State-owned Chinese firms have won contracts to build railroads, housing and power stations since Chavez took power in 1999 and nationalized more than 1,000 companies or their assets. The terms of some of the deals may face new scrutiny should Venezuela’s opposition wins elections required to be held within 30 days.
“If you do get an opposition candidate that wins there could be more information out there about previous deals that will be very uncomfortable,” said Matt Ferchen, a scholar at the Carnegie-Tsinghua Center for Global Policy in Beijing. “That could be politically unnerving but also reason for leverage to rework some of the deals.”
Chavez died Tuesday at age 58 of cancer. Since he announced his illness in June 2011, investors have speculated that his departure could pave the way for the opposition to win power and introduce more market-friendly policies.
Chavez was a “great friend of China,” Foreign Ministry spokeswoman Hua Chunying said at a briefing Wednesday in Beijing, adding that China’s top leaders sent their condolences over his death. “China cherishes the two countries’ friendship and would like to work with Venezuela to constantly develop their strategic partnership,” she said.
Moody’s Investors Service rates Venezuelan long-term foreign-currency debt B2, or five levels below investment grade, the same as Honduras and Cambodia.
Led by China Development Bank, the world’s largest policy lender, China has made Venezuela the main focus of its global oil-for-loans program, in which loans were repaid with oil shipments.
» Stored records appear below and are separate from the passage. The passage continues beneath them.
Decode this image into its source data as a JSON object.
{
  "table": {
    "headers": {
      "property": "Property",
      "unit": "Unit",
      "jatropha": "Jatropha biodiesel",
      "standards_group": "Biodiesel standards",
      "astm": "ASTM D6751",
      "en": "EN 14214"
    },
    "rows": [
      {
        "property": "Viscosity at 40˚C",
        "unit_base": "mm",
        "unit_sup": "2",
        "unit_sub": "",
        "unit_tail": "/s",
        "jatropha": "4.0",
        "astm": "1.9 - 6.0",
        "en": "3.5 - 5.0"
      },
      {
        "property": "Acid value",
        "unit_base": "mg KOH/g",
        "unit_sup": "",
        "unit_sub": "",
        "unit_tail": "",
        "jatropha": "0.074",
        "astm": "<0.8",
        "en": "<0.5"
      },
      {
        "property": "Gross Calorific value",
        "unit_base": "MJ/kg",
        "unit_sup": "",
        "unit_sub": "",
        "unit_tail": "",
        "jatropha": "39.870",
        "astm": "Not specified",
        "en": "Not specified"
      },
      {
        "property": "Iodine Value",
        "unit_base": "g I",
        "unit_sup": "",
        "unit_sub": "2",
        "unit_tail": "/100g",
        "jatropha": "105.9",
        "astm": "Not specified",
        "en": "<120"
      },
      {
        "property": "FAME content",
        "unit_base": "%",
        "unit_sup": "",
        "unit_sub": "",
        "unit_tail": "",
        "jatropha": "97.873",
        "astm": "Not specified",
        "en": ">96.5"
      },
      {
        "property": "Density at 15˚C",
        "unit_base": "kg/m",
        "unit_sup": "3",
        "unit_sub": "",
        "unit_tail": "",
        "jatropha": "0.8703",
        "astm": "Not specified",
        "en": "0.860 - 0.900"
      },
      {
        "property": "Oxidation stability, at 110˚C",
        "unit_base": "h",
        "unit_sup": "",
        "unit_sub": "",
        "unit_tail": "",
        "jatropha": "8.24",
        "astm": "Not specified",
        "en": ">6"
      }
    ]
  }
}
Some of the biggest state-owned companies, including Citic Group, China Railway Group and Sinohydro Corp. won more than $11 billion in contracts to build and supply equipment for infrastructure, according to data compiled by Bloomberg.
“As long as Venezuela maintains stable oil exports to China, then the risks to China’s loans are small,” said Sun Hongbo, an associate professor at the Institute of Latin American Studies, part of the Chinese Academy of Social Sciences. “No matter who wins the presidential election, China will continue to be a strategic partner for Venezuela.”
Venezuela became the Americas’ largest recipient of Chinese credit under Chavez, as private lenders were driven away by the nationalization of more than 1,000 companies as well as currency and price controls.
While the Venezuelan government’s average bond yields have fallen to 9.06 percent from 10.91 percent a year ago, they still paid 4.39 percentage points above the average for emerging- market sovereign dollar-denominated debt globally Tuesday.
CDB has a contingency plan in place to account for risks associated with Chavez’s death, Yao said, without elaborating.
Citic, a state-owned conglomerate that runs banks, brokerages and develops real estate, is building as much as $3 billion in housing in Venezuela.
Venezuelan Oil Minister Rafael Ramirez in January said the country was in talks with Citic to develop gold mines. Chang said Citic was undertaking a feasibility study for the mine in Venezuela and had not yet invested.
“I think no matter who is the president, they will still need to construct houses,” he said.